"Man Up, Pull Your Pants Up" Campaign Launches In Montgomery


By Heather VacLav

The new campaign, “Man Up, Pull Your Pants Up,” created by the Montgomery Rescue Mission, is being backed by Montgomery’s City Council to bring an end young people wearing saggy pants in the Capitol City.

While the “Man Up” campaign hopes to spread the word by educating and using positive peer pressure, state legislators are working to pass a law to fine people for wearing saggy pants in public. The proposed bill, introduced by State Rep. Alvin Holmes (D-Montgomery), passed in the State House in February, but has yet to be voted on in the Senate.

Thursday, Montgomery City Councilman Tracy Larkin said he does not agree with legislators’ push to amend the state’s constitution. “Instead of passing a law that’s not going to be enforceable, that will be declared unconstitutional… why don't we just make a statement?” Larkin said.

Montgomery Rescue Mission Public Relation Representative Michelle Browder, a local youth leader came up with the idea in late 2011.

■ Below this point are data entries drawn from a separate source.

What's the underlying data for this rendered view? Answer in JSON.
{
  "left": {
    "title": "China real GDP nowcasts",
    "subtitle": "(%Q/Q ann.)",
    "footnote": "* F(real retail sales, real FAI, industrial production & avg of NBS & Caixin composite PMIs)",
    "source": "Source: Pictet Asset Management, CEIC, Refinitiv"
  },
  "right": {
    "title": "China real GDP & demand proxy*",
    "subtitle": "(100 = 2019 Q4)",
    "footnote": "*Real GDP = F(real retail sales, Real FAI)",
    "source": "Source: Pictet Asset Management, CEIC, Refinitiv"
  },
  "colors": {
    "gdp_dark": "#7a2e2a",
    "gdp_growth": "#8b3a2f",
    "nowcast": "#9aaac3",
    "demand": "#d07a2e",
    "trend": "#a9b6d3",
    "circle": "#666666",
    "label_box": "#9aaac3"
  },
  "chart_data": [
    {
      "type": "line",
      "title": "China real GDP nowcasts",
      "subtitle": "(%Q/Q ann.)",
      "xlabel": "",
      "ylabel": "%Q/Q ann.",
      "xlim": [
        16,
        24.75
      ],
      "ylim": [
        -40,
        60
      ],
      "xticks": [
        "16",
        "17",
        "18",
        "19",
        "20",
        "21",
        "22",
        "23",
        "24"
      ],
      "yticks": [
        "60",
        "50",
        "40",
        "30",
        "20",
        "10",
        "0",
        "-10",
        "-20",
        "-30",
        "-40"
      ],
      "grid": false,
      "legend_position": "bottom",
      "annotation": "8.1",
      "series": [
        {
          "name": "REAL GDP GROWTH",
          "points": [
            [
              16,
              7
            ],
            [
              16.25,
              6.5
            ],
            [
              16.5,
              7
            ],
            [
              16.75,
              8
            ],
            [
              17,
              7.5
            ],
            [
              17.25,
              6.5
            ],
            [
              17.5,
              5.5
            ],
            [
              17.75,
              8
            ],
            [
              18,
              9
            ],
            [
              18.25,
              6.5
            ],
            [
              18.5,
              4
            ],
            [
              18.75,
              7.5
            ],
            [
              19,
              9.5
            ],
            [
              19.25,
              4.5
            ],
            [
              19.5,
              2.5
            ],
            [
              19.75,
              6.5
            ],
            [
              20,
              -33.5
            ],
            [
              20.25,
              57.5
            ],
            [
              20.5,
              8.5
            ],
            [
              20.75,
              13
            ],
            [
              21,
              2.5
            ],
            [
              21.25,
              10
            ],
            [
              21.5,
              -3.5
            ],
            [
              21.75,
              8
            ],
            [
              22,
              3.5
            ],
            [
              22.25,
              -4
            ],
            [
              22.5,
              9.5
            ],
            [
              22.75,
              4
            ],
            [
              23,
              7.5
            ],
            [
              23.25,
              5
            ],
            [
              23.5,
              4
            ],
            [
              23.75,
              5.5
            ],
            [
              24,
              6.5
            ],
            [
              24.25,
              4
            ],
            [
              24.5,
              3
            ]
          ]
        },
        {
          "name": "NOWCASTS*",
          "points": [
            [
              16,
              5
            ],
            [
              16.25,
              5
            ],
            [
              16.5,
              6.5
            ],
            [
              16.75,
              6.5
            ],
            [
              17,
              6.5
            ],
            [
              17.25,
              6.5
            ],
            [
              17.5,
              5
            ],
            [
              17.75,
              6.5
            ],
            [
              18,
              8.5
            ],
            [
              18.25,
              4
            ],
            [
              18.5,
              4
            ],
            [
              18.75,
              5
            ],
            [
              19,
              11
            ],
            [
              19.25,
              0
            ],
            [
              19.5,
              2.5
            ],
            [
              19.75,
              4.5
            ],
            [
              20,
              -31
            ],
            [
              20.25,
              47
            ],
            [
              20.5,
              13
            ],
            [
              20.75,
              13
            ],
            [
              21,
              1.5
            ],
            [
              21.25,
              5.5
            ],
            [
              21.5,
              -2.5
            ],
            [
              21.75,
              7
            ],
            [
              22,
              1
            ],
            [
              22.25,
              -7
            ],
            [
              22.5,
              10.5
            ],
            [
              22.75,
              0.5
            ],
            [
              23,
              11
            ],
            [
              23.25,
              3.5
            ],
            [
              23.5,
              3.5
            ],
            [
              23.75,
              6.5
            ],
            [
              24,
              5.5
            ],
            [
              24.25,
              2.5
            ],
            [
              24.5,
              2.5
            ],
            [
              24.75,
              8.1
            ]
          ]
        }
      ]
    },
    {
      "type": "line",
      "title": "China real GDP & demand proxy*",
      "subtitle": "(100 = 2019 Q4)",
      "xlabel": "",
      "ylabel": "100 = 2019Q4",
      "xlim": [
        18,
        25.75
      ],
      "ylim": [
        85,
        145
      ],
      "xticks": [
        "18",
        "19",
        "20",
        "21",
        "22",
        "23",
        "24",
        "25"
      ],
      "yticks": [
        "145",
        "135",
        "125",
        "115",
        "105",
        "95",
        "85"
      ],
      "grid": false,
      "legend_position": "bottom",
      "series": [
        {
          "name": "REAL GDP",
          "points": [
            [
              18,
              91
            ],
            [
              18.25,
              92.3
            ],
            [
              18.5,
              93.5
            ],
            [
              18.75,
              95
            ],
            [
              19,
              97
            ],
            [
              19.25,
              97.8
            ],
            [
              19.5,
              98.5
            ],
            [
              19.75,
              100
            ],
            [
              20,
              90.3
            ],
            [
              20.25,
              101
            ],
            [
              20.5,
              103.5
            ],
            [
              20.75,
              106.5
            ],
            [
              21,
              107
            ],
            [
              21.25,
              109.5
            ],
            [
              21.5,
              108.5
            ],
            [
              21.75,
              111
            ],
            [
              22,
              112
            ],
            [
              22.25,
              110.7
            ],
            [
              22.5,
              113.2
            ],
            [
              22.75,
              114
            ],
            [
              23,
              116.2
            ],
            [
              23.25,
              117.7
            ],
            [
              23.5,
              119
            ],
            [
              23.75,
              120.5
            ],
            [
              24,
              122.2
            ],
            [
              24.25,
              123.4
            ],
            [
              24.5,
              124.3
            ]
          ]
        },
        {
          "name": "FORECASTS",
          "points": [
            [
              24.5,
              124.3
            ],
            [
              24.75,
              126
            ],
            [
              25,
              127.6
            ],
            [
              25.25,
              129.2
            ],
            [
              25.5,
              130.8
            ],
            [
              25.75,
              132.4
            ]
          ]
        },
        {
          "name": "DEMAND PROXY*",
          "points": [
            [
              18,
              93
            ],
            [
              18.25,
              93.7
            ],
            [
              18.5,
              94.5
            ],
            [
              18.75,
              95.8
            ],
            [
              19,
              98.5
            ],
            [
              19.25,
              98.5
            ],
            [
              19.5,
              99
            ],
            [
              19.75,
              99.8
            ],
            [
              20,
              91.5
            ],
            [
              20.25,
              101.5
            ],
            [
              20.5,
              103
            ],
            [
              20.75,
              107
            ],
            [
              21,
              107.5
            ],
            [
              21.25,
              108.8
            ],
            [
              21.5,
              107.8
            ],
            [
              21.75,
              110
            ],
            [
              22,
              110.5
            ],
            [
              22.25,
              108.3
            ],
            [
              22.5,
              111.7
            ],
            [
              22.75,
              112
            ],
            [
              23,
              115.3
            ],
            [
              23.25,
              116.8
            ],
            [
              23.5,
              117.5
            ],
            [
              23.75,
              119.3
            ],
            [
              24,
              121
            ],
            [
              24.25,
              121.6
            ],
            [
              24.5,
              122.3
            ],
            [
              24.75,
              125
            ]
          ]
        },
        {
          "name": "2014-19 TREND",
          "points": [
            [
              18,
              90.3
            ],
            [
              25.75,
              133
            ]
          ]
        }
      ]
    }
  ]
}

“It’s more important that we uplift people versus tearing them down and fining them,” Browder said.

Browder says “Man Up” is not an effort to punish kids for having saggy pants, but rather a way to guide them and change their behavior.

“I thought I am more than the worst thing that I have ever done,” Browder said. “But it goes a step further, I am more than a statistic, I am more than saggy pants, I am more than slanted eyes, [or] whatever derogatory thing anybody has ever said about me.”

The campaign hopes to influence children to feel like they are more than what society thinks of them.

“It’s going to take them to tell their peers,” Browder said about the students. “[Adults] can say it all day long, but if a pretty girl says you need to man up and pull your pants up, it might just start to ring a bell with them.”

“I'm not going to talk to a boy who has saggy pants, its not a good look,” said Sydney Foster, a junior student at Brewbaker Tech, and also an actor in the “Man Up” PSA.

Other students from Lee High School and Brewbaker Technology Magnet High School are working alongside the Rescue Mission on the campaign, hoping others will be inspired.

“If just a normal teenager at Brew Tech overall to the whole entire community, then I know I can make a difference,” said Foster.

The “Man Up” campaign will be putting up posters across the city and expects to debut their full PSA commercial on local TV in the coming week.

As for the proposed “Saggy Pants” bill, if passed, violators could face a fine of up to $100 for juveniles and $150 for adults.